Grammars are internally represented as classes, so using them is pretty simple:

my $parsed = MCCJSON.parse($contents);

if $parsed {
    say "JSON is valid!";
    # This can be done nicely with grammar actions
    # but we'll leave that for another version
    say $parsed.raku;
} else {
    say "Invalid JSON!";
}

Note: Grammar action objects in Raku are very nice tool for modeling API for accessing parsed text

Final verdict

Perl hasn’t gotten much love in recent years, although old engineers refer to it as “duct tape that holds the Internet together,” and rebranding as Raku feels like an honest attempt to revamp Perl’s old glory. If this attempt is successful, time will tell.

Pros

Raku is one language that makes you feel like you’re not smart enough but in a good way. There are not many programming language constructs you can find elsewhere that are not present in some way or form in Raku. I’d say that developers who have mastered Raku can pretty much write any piece of software they can imagine. It’s really that powerful.

Cons

However, if you’re not familiar with Perl, Raku will feel like an alien language, making the learning curve damn steep. There are so many constructs not present in popular languages today that learning Raku feels like a lobotomy. Documentation is poor right now, the interpreter is slow, and you can make a case that rebranding from Perl is halfway done.

When and where to use it

  • You want a swiss army knife of a language, and you have time and brain power to invest in learning it
  • You are in an environment where you need to do a lot of duck-taping, writing scripts, parsers, or any text-processing programs
  • You love exploring exotic concepts in computing and need a language that will make your brain melt by opening new horizons
  • You want to improve your Perl codebase
  • You have a long white beard and love regex

Raku in 2024 and beyond

When it comes to Raku’s future, to be perfectly honest, I have no predictions. There’s a pretty big and enthusiastic community behind Raku, and people who use it really love it. And I can see why.

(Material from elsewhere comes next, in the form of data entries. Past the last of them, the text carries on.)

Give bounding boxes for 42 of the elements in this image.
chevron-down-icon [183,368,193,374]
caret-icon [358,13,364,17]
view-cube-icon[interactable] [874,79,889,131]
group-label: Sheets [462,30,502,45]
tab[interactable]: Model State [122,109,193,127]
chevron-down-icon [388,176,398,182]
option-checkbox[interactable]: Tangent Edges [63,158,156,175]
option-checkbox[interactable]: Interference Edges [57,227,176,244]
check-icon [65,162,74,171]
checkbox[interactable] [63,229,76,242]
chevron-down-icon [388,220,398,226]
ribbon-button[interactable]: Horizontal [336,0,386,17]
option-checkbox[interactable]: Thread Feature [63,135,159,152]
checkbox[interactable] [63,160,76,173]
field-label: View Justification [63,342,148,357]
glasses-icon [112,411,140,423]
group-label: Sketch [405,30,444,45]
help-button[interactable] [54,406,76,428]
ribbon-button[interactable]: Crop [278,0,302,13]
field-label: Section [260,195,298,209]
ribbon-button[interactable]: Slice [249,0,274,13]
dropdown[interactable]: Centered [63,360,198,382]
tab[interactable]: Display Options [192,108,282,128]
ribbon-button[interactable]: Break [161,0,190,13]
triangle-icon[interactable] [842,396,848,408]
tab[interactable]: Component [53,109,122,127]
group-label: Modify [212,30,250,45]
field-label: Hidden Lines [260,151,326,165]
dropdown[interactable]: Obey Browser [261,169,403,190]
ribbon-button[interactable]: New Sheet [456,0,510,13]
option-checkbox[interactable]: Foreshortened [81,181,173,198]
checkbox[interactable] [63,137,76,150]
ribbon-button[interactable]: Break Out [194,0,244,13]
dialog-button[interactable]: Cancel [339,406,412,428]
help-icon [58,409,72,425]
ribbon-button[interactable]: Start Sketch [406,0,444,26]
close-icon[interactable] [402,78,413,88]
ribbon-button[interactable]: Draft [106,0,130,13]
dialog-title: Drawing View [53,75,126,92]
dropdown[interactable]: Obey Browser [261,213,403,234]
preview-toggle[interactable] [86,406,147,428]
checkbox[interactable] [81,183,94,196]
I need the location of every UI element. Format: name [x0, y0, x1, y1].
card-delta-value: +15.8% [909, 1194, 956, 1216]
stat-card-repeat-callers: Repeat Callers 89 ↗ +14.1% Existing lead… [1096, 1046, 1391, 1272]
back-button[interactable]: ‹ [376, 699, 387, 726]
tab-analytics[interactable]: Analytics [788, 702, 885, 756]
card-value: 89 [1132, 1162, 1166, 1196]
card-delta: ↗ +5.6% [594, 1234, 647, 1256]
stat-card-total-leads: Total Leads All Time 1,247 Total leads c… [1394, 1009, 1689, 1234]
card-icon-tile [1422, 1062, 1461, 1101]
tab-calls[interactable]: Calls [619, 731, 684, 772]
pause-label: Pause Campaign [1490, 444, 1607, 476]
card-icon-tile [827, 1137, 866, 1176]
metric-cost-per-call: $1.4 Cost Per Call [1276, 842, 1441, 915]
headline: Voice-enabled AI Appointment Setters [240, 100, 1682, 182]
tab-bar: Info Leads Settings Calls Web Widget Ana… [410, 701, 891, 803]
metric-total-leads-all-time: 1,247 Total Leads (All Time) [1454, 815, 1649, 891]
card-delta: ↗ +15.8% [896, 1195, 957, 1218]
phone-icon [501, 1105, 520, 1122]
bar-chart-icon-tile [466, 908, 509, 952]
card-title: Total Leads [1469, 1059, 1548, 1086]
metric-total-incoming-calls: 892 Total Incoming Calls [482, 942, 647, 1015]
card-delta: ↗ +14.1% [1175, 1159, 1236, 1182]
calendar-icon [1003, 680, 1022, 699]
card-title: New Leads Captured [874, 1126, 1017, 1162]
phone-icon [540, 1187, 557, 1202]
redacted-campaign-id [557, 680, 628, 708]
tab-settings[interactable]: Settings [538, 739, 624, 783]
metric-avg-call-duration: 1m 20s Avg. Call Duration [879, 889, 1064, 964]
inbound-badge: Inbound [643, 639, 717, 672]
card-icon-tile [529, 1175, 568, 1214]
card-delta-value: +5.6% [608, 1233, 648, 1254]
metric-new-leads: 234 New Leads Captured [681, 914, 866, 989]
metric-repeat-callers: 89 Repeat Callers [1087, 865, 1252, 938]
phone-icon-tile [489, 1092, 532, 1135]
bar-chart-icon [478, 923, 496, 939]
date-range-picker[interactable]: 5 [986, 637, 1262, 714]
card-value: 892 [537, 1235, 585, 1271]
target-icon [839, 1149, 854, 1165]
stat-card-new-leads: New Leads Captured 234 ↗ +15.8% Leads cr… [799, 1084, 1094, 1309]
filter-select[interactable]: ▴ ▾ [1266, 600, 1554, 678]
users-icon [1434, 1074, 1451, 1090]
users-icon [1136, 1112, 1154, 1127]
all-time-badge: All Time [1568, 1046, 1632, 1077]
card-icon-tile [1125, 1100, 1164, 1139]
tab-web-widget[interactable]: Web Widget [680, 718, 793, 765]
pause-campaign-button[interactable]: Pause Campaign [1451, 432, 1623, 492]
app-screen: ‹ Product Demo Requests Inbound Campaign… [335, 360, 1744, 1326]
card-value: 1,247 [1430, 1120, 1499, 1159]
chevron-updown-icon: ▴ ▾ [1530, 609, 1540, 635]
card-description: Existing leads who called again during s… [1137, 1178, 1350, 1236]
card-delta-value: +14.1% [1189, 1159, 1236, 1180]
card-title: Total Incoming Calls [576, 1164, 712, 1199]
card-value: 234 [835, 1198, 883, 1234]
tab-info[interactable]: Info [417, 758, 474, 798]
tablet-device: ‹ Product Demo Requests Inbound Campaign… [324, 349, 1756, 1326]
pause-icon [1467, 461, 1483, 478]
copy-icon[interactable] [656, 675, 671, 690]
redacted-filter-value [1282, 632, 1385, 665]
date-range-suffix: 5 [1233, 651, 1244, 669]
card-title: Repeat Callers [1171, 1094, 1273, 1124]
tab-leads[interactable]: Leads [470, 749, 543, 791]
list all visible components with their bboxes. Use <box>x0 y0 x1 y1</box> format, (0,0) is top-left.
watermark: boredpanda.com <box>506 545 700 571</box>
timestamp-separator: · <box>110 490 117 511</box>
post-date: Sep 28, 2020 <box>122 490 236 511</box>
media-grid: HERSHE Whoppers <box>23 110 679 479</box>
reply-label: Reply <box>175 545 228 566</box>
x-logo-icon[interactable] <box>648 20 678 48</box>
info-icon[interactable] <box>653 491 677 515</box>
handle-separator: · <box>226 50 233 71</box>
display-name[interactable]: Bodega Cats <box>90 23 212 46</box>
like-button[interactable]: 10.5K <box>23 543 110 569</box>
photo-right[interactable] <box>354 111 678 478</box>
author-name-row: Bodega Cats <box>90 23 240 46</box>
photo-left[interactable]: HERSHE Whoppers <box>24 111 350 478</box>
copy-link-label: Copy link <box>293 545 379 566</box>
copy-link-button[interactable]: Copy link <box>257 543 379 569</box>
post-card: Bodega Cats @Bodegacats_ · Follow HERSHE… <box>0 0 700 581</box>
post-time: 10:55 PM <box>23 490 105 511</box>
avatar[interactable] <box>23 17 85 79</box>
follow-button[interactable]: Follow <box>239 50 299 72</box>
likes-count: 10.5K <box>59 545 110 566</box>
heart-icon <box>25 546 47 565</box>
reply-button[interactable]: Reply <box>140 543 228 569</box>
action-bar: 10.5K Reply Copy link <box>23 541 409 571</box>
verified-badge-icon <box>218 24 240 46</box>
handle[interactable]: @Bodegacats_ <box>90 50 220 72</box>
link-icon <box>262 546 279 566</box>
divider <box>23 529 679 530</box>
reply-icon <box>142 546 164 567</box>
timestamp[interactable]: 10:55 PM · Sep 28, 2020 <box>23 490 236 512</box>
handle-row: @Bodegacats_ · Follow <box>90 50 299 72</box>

Although Perl keeps dropping in popularity, I will keep an eye on Raku, if nothing else, to see what intelligent alien engineers behind it will come up with next. However, the world, and especially the software development world, is moving fast, and competition between languages is getting hotter. I truly hope Raku finds its niche and survives, but I would not bet my future on it.

Outro

This was a hell of a ride, and as usual, if you came this far, thank you for reading. See you in the next challenge.